Justinien donc était seul dominateur, de la Grèce, Illyrie, Asie, et Libye, il n’a pas conquit l’Italie, mais seulement il l’a ôté de la main des Goths qui étaient Ariens, et non de la main des Italiens.
L’amour de l’Empire Romain n’était encore refroidi aux cœurs des Italiens, et pas un de son bon gré, n’endura la tyrannie de ces Barbares, au contraire ils se liguèrent tous d’un courage franc et allègre, prenant les armes pour les chasser, et revendiquer l’ancienne liberté de leur Empire, et de la Patrie.
Et ne travailla jamais tant Belisaire à remettre les Italiens en liberté, comme ils se purent eux-mêmes pour sortir de la servitude, et de se venger de l’injure reçue, en recouvrant leur gloire et honneur.
Au reste, tes ancêtres n’ont pas eu encore tant de crédit, je ne dirai pas de posséder, mais seulement de voir l’Italie, par quoi tu n’as que faire de prétendre quelque droit sur celle-ci.
Car si tu as hâte de l’envahir, tu te rendras compte que les Italiens ne sont ni engourdis ni efféminés, mais de courageux mâles, d’esprit généreux.
D’ailleurs nous confesserons tant que tu voudras que tes Ancêtres Ottomans ont montré leurs prouesses, et vaillantises gloires, et honneur, et que tes conquêtes récentes ne sont de peu d’estime, puisque tu as mis en ta subjection l’Empire de Constantinople, et approché les confins de Gênes la mer entre deux.
Tu as obtenu le Péloponnèse en chassant les Chrétiens qui étaient dedans.
Tu as eu plusieurs victoires, en Achaïe, Aracanie, Épire, Bulgarie, Russie, Servie, et Valachie. Et tout fraîchement tu as subjugué la ville Sinopis où tu as pris le Tyran qui y commandait. La ville Impériale Trapezonde a éprouvé tes forces, quand tu as rendu captif l’Empereur, Tu as mainte fois mis tes ennemis en déroute.
Tu as enfin vaincu Usumcassan qui avait levé les armes contre toi. Or tu te piaffes de tant de victoires, qui te semblent émerveillables.
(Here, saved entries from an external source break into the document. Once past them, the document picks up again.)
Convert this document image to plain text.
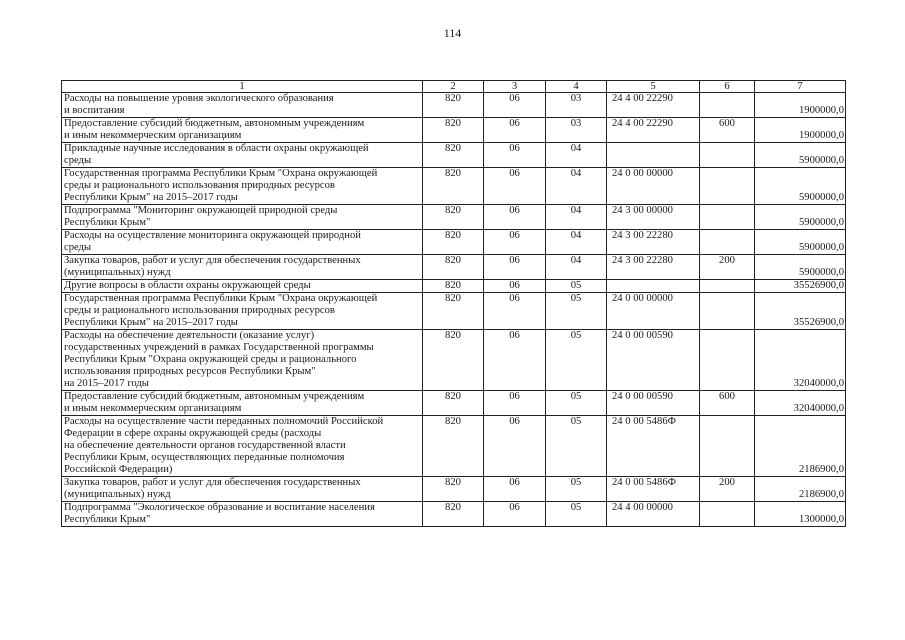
114
1	2	3	4	5	6	7
Расходы на повышение уровня экологического образования
и воспитания	820	06	03	24 4 00 22290		1900000,0
Предоставление субсидий бюджетным, автономным учреждениям
и иным некоммерческим организациям	820	06	03	24 4 00 22290	600	1900000,0
Прикладные научные исследования в области охраны окружающей
среды	820	06	04			5900000,0
Государственная программа Республики Крым "Охрана окружающей
среды и рационального использования природных ресурсов
Республики Крым" на 2015–2017 годы	820	06	04	24 0 00 00000		5900000,0
Подпрограмма "Мониторинг окружающей природной среды
Республики Крым"	820	06	04	24 3 00 00000		5900000,0
Расходы на осуществление мониторинга окружающей природной
среды	820	06	04	24 3 00 22280		5900000,0
Закупка товаров, работ и услуг для обеспечения государственных
(муниципальных) нужд	820	06	04	24 3 00 22280	200	5900000,0
Другие вопросы в области охраны окружающей среды	820	06	05			35526900,0
Государственная программа Республики Крым "Охрана окружающей
среды и рационального использования природных ресурсов
Республики Крым" на 2015–2017 годы	820	06	05	24 0 00 00000		35526900,0
Расходы на обеспечение деятельности (оказание услуг)
государственных учреждений в рамках Государственной программы
Республики Крым "Охрана окружающей среды и рационального
использования природных ресурсов Республики Крым"
на 2015–2017 годы	820	06	05	24 0 00 00590		32040000,0
Предоставление субсидий бюджетным, автономным учреждениям
и иным некоммерческим организациям	820	06	05	24 0 00 00590	600	32040000,0
Расходы на осуществление части переданных полномочий Российской
Федерации в сфере охраны окружающей среды (расходы
на обеспечение деятельности органов государственной власти
Республики Крым, осуществляющих переданные полномочия
Российской Федерации)	820	06	05	24 0 00 5486Ф		2186900,0
Закупка товаров, работ и услуг для обеспечения государственных
(муниципальных) нужд	820	06	05	24 0 00 5486Ф	200	2186900,0
Подпрограмма "Экологическое образование и воспитание населения
Республики Крым"	820	06	05	24 4 00 00000		1300000,0
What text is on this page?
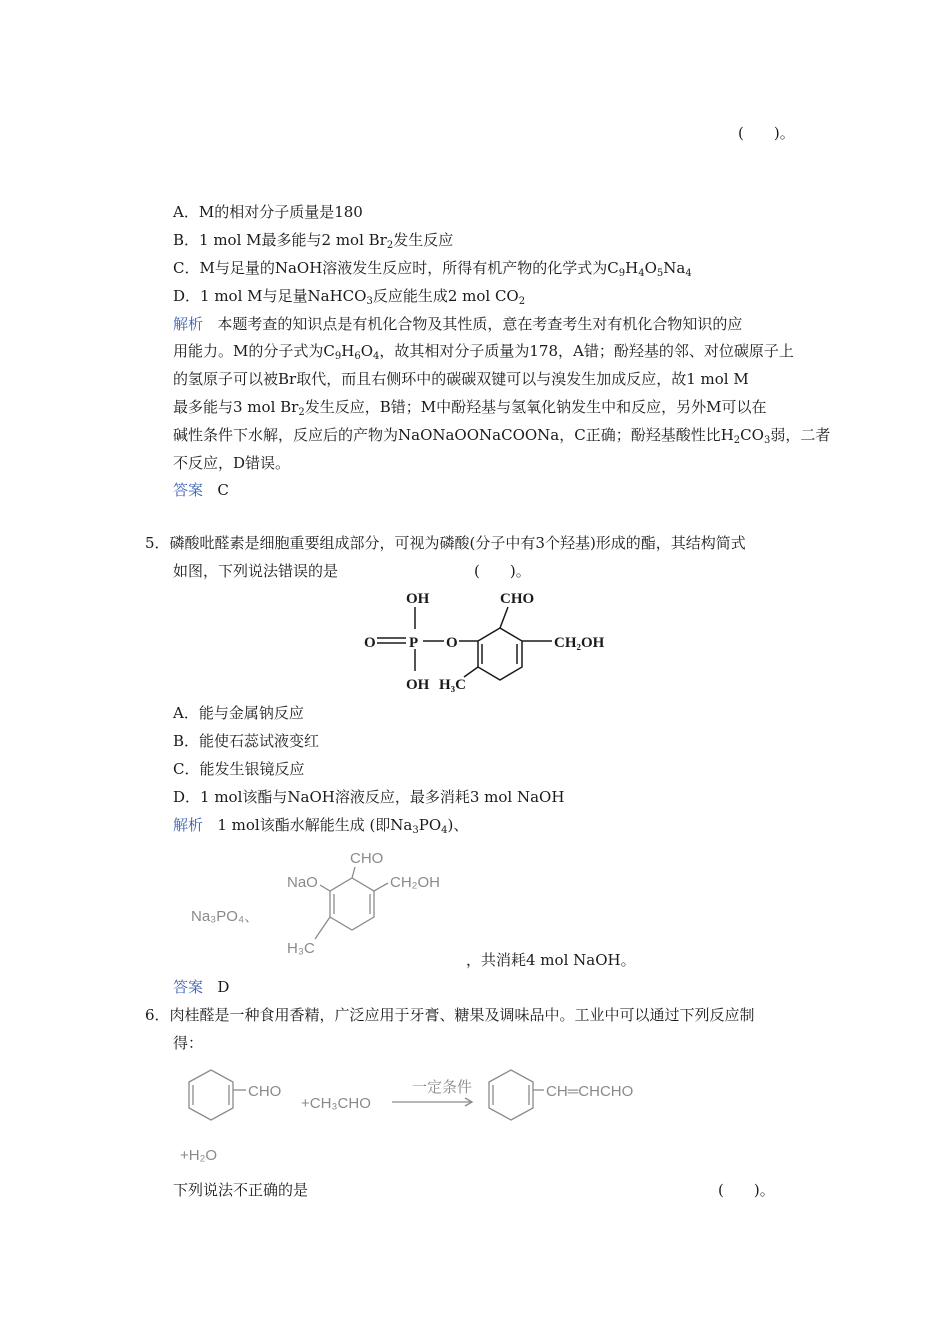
(　　)。
A．M的相对分子质量是180
B．1 mol M最多能与2 mol $Br_2$发生反应
C．M与足量的NaOH溶液发生反应时，所得有机产物的化学式为$C_9H_4O_5Na_4$
D．1 mol M与足量NaHCO$_3$反应能生成2 mol $CO_2$
解析 本题考查的知识点是有机化合物及其性质，意在考查考生对有机化合物知识的应
用能力。M的分子式为$C_9H_6O_4$，故其相对分子质量为178，A错；酚羟基的邻、对位碳原子上
的氢原子可以被Br取代，而且右侧环中的碳碳双键可以与溴发生加成反应，故1 mol M
最多能与3 mol $Br_2$发生反应，B错；M中酚羟基与氢氧化钠发生中和反应，另外M可以在
碱性条件下水解，反应后的产物为NaONaOONaCOONa，C正确；酚羟基酸性比$H_2CO_3$弱，二者
不反应，D错误。
答案 C
5．磷酸吡醛素是细胞重要组成部分，可视为磷酸(分子中有3个羟基)形成的酯，其结构简式
如图，下列说法错误的是	(　　)。
OH
O P O
OH
CHO
CH₂OH
H₃C
A．能与金属钠反应
B．能使石蕊试液变红
C．能发生银镜反应
D．1 mol该酯与NaOH溶液反应，最多消耗3 mol NaOH
解析 1 mol该酯水解能生成 (即$Na_3PO_4$)、
Na₃PO₄、
NaO
CHO
CH₂OH
H₃C
，共消耗4 mol NaOH。
答案 D
6．肉桂醛是一种食用香精，广泛应用于牙膏、糖果及调味品中。工业中可以通过下列反应制
得：
CHO
+CH₃CHO
一定条件	CH═CHCHO
+H₂O
下列说法不正确的是	(　　)。
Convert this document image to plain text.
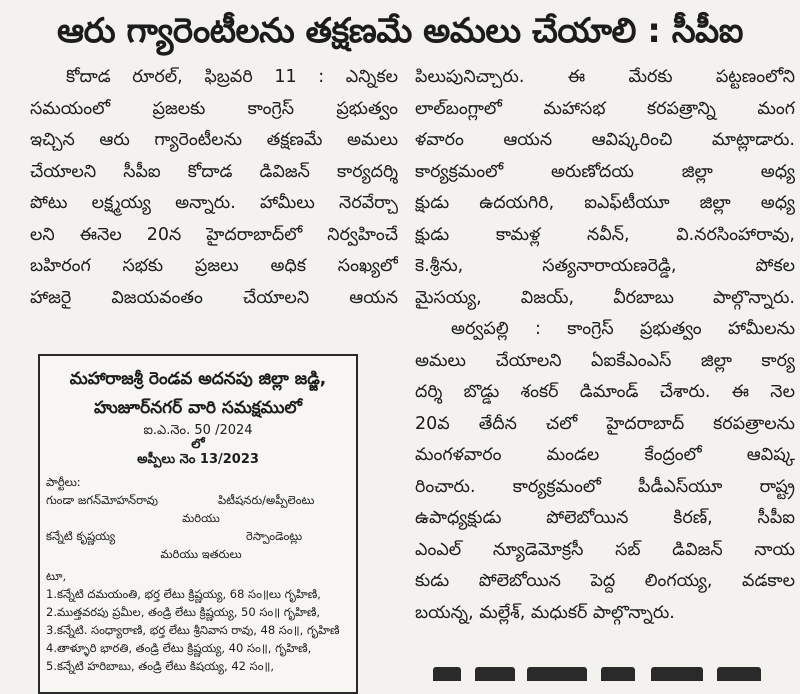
ఆరు గ్యారెంటీలను తక్షణమే అమలు చేయాలి : సీపీఐ
కోదాడ రూరల్, ఫిబ్రవరి 11 : ఎన్నికల
సమయంలో ప్రజలకు కాంగ్రెస్ ప్రభుత్వం
ఇచ్చిన ఆరు గ్యారెంటీలను తక్షణమే అమలు
చేయాలని సీపీఐ కోదాడ డివిజన్ కార్యదర్శి
పోటు లక్ష్మయ్య అన్నారు. హామీలు నెరవేర్చా
లని ఈనెల 20న హైదరాబాద్‌లో నిర్వహించే
బహిరంగ సభకు ప్రజలు అధిక సంఖ్యలో
హాజరై విజయవంతం చేయాలని ఆయన
మహారాజశ్రీ రెండవ అదనపు జిల్లా జడ్జి,
హుజూర్‌నగర్ వారి సమక్షములో
ఐ.ఎ.నెం. 50 /2024
లో
అప్పీలు నెం 13/2023
పార్టీలు:
గుండా జగన్‌మోహన్‌రావు	పిటీషనరు/అప్పీలెంటు
మరియు
కన్నేటి కృష్ణయ్య	రెస్పాండెంట్లు
మరియు ఇతరులు
టూ,
1.కన్నేటి దమయంతి, భర్త లేటు క్రిష్ణయ్య, 68 సం॥లు గృహిణి,
2.ముత్తవరపు ప్రమీల, తండ్రి లేటు క్రిష్ణయ్య, 50 సం॥ గృహిణి,
3.కన్నేటి. సంధ్యారాణి, భర్త లేటు శ్రీనివాస రావు, 48 సం॥, గృహిణి
4.తాళ్ళూరి భారతి, తండ్రి లేటు క్రిష్ణయ్య, 40 సం॥, గృహిణి,
5.కన్నేటి హరిబాబు, తండ్రి లేటు కిషయ్య, 42 సం॥,
పిలుపునిచ్చారు. ఈ మేరకు పట్టణంలోని
లాల్‌బంగ్లాలో మహాసభ కరపత్రాన్ని మంగ
ళవారం ఆయన ఆవిష్కరించి మాట్లాడారు.
కార్యక్రమంలో అరుణోదయ జిల్లా అధ్య
క్షుడు ఉదయగిరి, ఐఎఫ్‌టీయూ జిల్లా అధ్య
క్షుడు కామళ్ల నవీన్, వి.నరసింహారావు,
కె.శ్రీను, సత్యనారాయణరెడ్డి, పోకల
మైసయ్య, విజయ్, వీరబాబు పాల్గొన్నారు.
అర్వపల్లి : కాంగ్రెస్ ప్రభుత్వం హామీలను
అమలు చేయాలని ఏఐకేఎంఎస్ జిల్లా కార్య
దర్శి బొడ్డు శంకర్ డిమాండ్ చేశారు. ఈ నెల
20వ తేదీన చలో హైదరాబాద్ కరపత్రాలను
మంగళవారం మండల కేంద్రంలో ఆవిష్క
రించారు. కార్యక్రమంలో పీడీఎస్‌యూ రాష్ట్ర
ఉపాధ్యక్షుడు పోలెబోయిన కిరణ్, సీపీఐ
ఎంఎల్ న్యూడెమోక్రసీ సబ్ డివిజన్ నాయ
కుడు పోలెబోయిన పెద్ద లింగయ్య, వడకాల
బయన్న, మల్లేశ్, మధుకర్ పాల్గొన్నారు.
Ce que nous ne voulons pas nier.
Jules César retournant de la victoire Pontique pour recevoir l’honneur du triomphe à Rome, commandant sur son chariot triomphant ce dicton fût affiché, Je suis venu, J’ai vu, J’ai vaincu.
Qui est autant comme s’il t’eut voulu admonester que toutes les nations que tu as subjugué ne lui avaient pas donné beaucoup de peine à dompter, comme inexpertes au maniement des armes pour se défendre, veut que Pompée avant toi, et puis toi même les avez tant aisément mises à raison, mais les Italiens sont bien d’une autre trempe, et ont bien autre esprit, et dextérité, car jamais ils n’ont encore éprouvé le joug étranger, au contraire ils ont imposé sur les autres, par quoi nous te faisons maintenant entendre, que l’Italie est toute en armes, équipée de tout point, garnie de gendarmerie tant de cheval que de pied.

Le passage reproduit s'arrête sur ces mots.